Na sequência, a farmacêutica Helaine Capucho, gerente de farmacovigilância da Anvisa, fez uma avaliação sobre o risco de eventos adversos da CoronaVac entre os mais jovens.
Ela lembrou que mais de 85 milhões de unidades dessa vacina foram utilizadas até agora em adultos na campanha de vacinação contra a covid-19 em curso no país, o que representa 25% do total de doses aplicadas.
“E, quando olhamos em retrospectiva, vemos a redução da taxa de ocupação de UTIs por covid ao longo de 2021. Isso é resultado da vacinação”, lembrou.
A gerente revelou que, de acordo com os sistemas de monitoramento da Anvisa, até o dia 15 de janeiro de 2022 foram notificados 38 casos de reações adversas não graves (como dor no local da aplicação, febre e dor de cabeça) a cada 100 mil doses aplicadas de CoronaVac.
Também foram observados 10 reações graves suspeitas a cada 100 mil doses.
Nesse mesmo período, não foi identificado nenhum óbito relacionado a algum efeito colateral após aplicação da CoronaVac.
Vale ressaltar que todos esses dados se referem à população adulta.
Já em crianças e adolescentes, as melhores evidências vêm, mais uma vez, do Chile. Um relatório do Instituto de Saúde Pública deste país calcula que foram aplicadas mais de 640 mil doses da CoronaVac em indivíduos de 6 a 11 anos por lá.
“A taxa de notificações é de 0,11 eventos adversos a cada mil doses. Destes, 94% são considerados ‘não graves'”, calcula Capucho.
A farmacêutica considerou que o perfil de eventos adversos após a aplicação da CoronaVac em crianças parece ser bem semelhante ao observado em adultos. E mesmo os efeitos colaterais mais graves são considerados raros ou raríssimos.
Ela também ressaltou que a vigilância e o acompanhamento sobre a segurança das vacinas continua, mesmo após elas receberem o aval da Anvisa — e isso não significa que esses produtos sejam experimentais ou não tenham evidências suficientes.
A CoronaVac foi aprovada para crianças.

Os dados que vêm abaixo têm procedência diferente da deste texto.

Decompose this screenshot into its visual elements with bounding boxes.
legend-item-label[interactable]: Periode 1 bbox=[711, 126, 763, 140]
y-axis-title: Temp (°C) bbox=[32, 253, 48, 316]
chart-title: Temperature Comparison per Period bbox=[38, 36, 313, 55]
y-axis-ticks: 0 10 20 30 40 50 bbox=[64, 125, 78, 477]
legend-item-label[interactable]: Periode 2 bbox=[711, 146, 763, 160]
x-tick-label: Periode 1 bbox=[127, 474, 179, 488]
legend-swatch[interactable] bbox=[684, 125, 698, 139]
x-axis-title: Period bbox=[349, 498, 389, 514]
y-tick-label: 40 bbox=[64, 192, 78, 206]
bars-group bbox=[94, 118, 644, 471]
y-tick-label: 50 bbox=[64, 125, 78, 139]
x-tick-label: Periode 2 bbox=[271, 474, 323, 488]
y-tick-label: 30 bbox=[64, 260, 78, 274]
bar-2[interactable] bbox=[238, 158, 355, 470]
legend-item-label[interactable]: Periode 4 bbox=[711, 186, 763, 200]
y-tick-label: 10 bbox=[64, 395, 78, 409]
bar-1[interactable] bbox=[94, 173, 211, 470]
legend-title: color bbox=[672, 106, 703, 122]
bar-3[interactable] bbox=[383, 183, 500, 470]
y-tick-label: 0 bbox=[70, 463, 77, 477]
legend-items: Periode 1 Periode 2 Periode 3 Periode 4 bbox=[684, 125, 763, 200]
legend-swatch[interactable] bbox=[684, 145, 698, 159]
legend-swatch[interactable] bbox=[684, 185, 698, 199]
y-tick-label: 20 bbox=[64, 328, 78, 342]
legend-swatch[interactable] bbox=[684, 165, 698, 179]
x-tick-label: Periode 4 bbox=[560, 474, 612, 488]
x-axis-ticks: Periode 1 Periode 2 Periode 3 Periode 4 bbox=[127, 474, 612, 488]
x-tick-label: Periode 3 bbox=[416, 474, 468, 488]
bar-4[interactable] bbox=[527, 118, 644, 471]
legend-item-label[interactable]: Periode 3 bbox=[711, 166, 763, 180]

O que acontece agora?
Com a liberação da Anvisa, a CoronaVac pode agora ser aplicada em crianças brasileiras de 6 a 17 anos.
Para que isso vire realidade, o Ministério da Saúde precisa comprar as doses e distribuí-las para os Estados.
“A Anvisa tem o papel de emitir um parecer para que o Ministério da Saúde, que é quem aplica as vacinas, tenha possibilidades de enfrentar melhor a pandemia de covid-19 e qualquer outro desafio de saúde que se apresente no futuro”, discursou o médico Antonio Barra Torres, diretor-presidente da Anvisa.
Numa entrevista recente à CNN Brasil, o ministro da Saúde, Marcelo Queiroga, disse que a CoronaVac será usada em crianças, caso ela fosse aprovada pela Anvisa.
“Sempre queremos que tenha mais insumos, mais vacinas, mais medicamentos disponíveis. Mas é preciso observar os aspectos regulatórios”, disse.
“Uma vez havendo a aprovação da Anvisa, como de costume, o ministério vai usar o inteiro teor desta aprovação para que essa ou qualquer outra vacina que seja aprovada para qualquer faixa etária seja disponibilizada para a população brasileira”, concluiu.
Em anúncios realizados nos últimos dias, o governo de São Paulo anunciou que tinha reservado 15 milhões de doses da CoronaVac para as crianças.
“A vacinação de crianças é um ponto mais que relevante nesse momento em que observamos pelos gráficos apresentados uma demanda evolutiva de internações de crianças. Isso é um fenômeno de deslocamento epidemiológico, quando se vacina os mais idosos, a pandemia se desloca para os não vacinados”, afirmou Dimas Covas, diretor do Instituto Butantan.
“Uma vez aprovada a CoronaVac, o Butantan estará aberto a solicitações. Estamos prontos e otimistas para ajudar o estado de São Paulo e outros estados que assim desejem. Não temos nenhum acordo nesse momento com o Ministério da Saúde, mas estamos abertos a essa possibilidade”, concluiu o diretor do instituto.
Até o momento, o governo federal encomendou 20 milhões de doses pediátricas da vacina da Pfizer, que serão entregues aos poucos, até o final do primeiro trimestre de 2021.
A quantidade, porém, é insuficiente para proteger todas as crianças brasileiras: segundo o Instituto Brasileiro de Geografia e Estatística (IBGE), o país tem cerca de 20 milhões de pessoas com 5 a 11 anos.
São necessárias, portanto, 40 milhões de doses para proteger todo esse grupo.